I am trying to train a neural net (backprop + gradient descent) in python with features I am constructing on top of the google books 2-grams (English), it will end up being around a billion rows of data with 20 features each row. This will easily exceed my memory and hence using in-memory arrays such as numpy would not be an option as it requires loading the complete training set.
I looked into memory mapping in numpy which could solve the problem for input layer (which are readonly), but I will also need to store and manipulate my internal layers in the net which requires extensive data read/write and considering the size of data, performance is extremely crucial in this process as could save days of processing for me.
Is there a way to train the model without having to load the complete training set in memory for each iteration of cost (loss) minimization?
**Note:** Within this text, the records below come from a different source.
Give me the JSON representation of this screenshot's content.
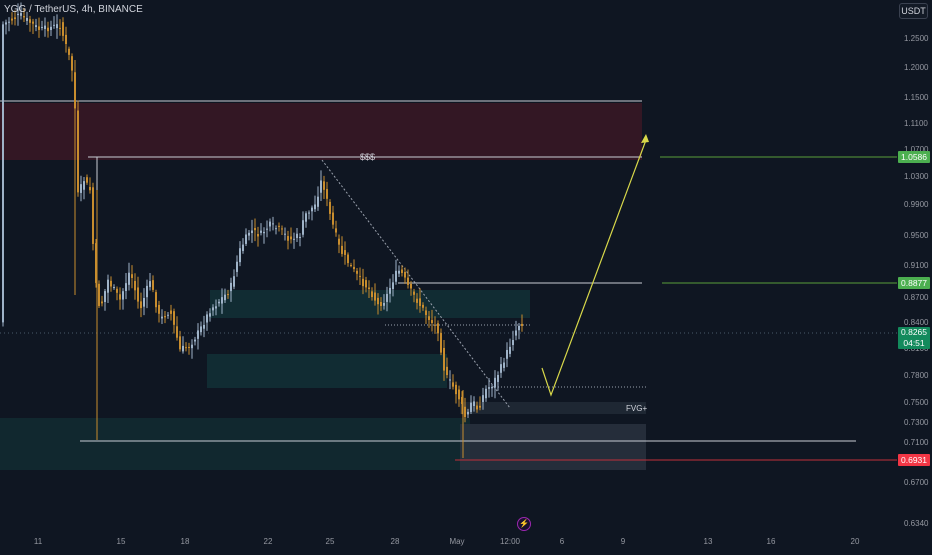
{
  "header": {
    "symbol": "YGG / TetherUS, 4h, BINANCE",
    "currency_button": "USDT"
  },
  "price_axis": {
    "ticks": [
      "1.2500",
      "1.2000",
      "1.1500",
      "1.1100",
      "1.0700",
      "1.0300",
      "0.9900",
      "0.9500",
      "0.9100",
      "0.8700",
      "0.8400",
      "0.8100",
      "0.7800",
      "0.7500",
      "0.7300",
      "0.7100",
      "0.6700",
      "0.6340"
    ],
    "tags": {
      "target": {
        "label": "1.0586",
        "color": "#4caf50"
      },
      "resistance": {
        "label": "0.8877",
        "color": "#4caf50"
      },
      "current": {
        "label": "0.8265",
        "countdown": "04:51",
        "color": "#138a5c"
      },
      "stop": {
        "label": "0.6931",
        "color": "#f23645"
      }
    }
  },
  "time_axis": {
    "ticks": [
      "11",
      "15",
      "18",
      "22",
      "25",
      "28",
      "May",
      "12:00",
      "6",
      "9",
      "13",
      "16",
      "20"
    ]
  },
  "annotations": {
    "liquidity_label": "$$$",
    "fvg_label": "FVG+"
  },
  "colors": {
    "background": "#0f1622",
    "bull": "#9fb3c8",
    "bear": "#c88d2e",
    "supply_zone": "#3a1824",
    "demand_zone": "#123238",
    "projection": "#d8d84a",
    "level_line": "#c8ccd4",
    "green_level": "#5a9e3a",
    "stop_line": "#c0303a"
  },
  "icons": {
    "replay": "lightning-icon"
  }
}
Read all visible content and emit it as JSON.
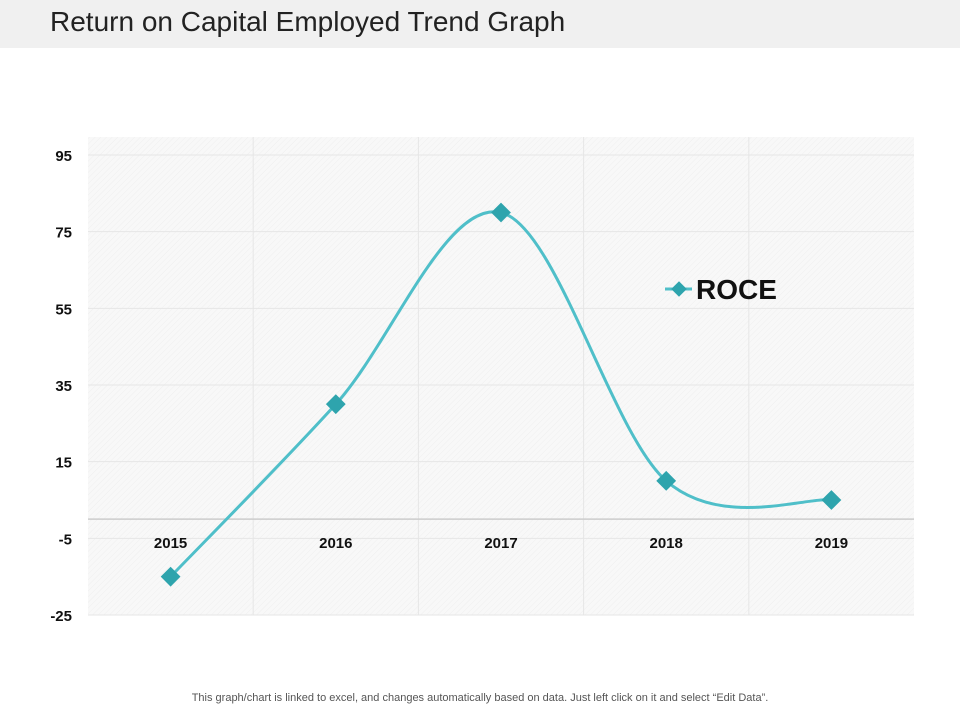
{
  "page": {
    "title": "Return on Capital Employed Trend Graph",
    "footer": "This graph/chart is linked to excel, and changes automatically based on data. Just left click on it and select “Edit Data”."
  },
  "colors": {
    "series": "#4fbfc9",
    "marker": "#2ea4ad",
    "plot_bg": "#f7f7f7",
    "grid": "#e6e6e6",
    "zero_line": "#cccccc"
  },
  "chart_data": {
    "type": "line",
    "smooth": true,
    "categories": [
      "2015",
      "2016",
      "2017",
      "2018",
      "2019"
    ],
    "series": [
      {
        "name": "ROCE",
        "values": [
          -15,
          30,
          80,
          10,
          5
        ]
      }
    ],
    "yticks": [
      95,
      75,
      55,
      35,
      15,
      -5,
      -25
    ],
    "ylim": [
      -25,
      95
    ],
    "grid": true,
    "legend": "right",
    "title": "",
    "xlabel": "",
    "ylabel": ""
  }
}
What you are probably looking for is minibatching. In general many methods of training neural nets are gradient based, and as your loss function is a function of trianing set - so is the gradient. As you said - it may exceed your memory. Luckily, for additive loss functions (and most you will ever use - are additive) one can prove that you can substitute full gradient descent with stochastic (or minibatch) gradient descent and still converge to a local minima. Nowadays it is very often practise to use batches of 32, 64 or 128 rows, thus rather easy to fit in your memory. Such networks can actually converge faster to solution than the ones trained with full gradient, as you make N / 128 moves per dataset instead of just one. Even if each of them is rather rough - as a combination they work pretty well.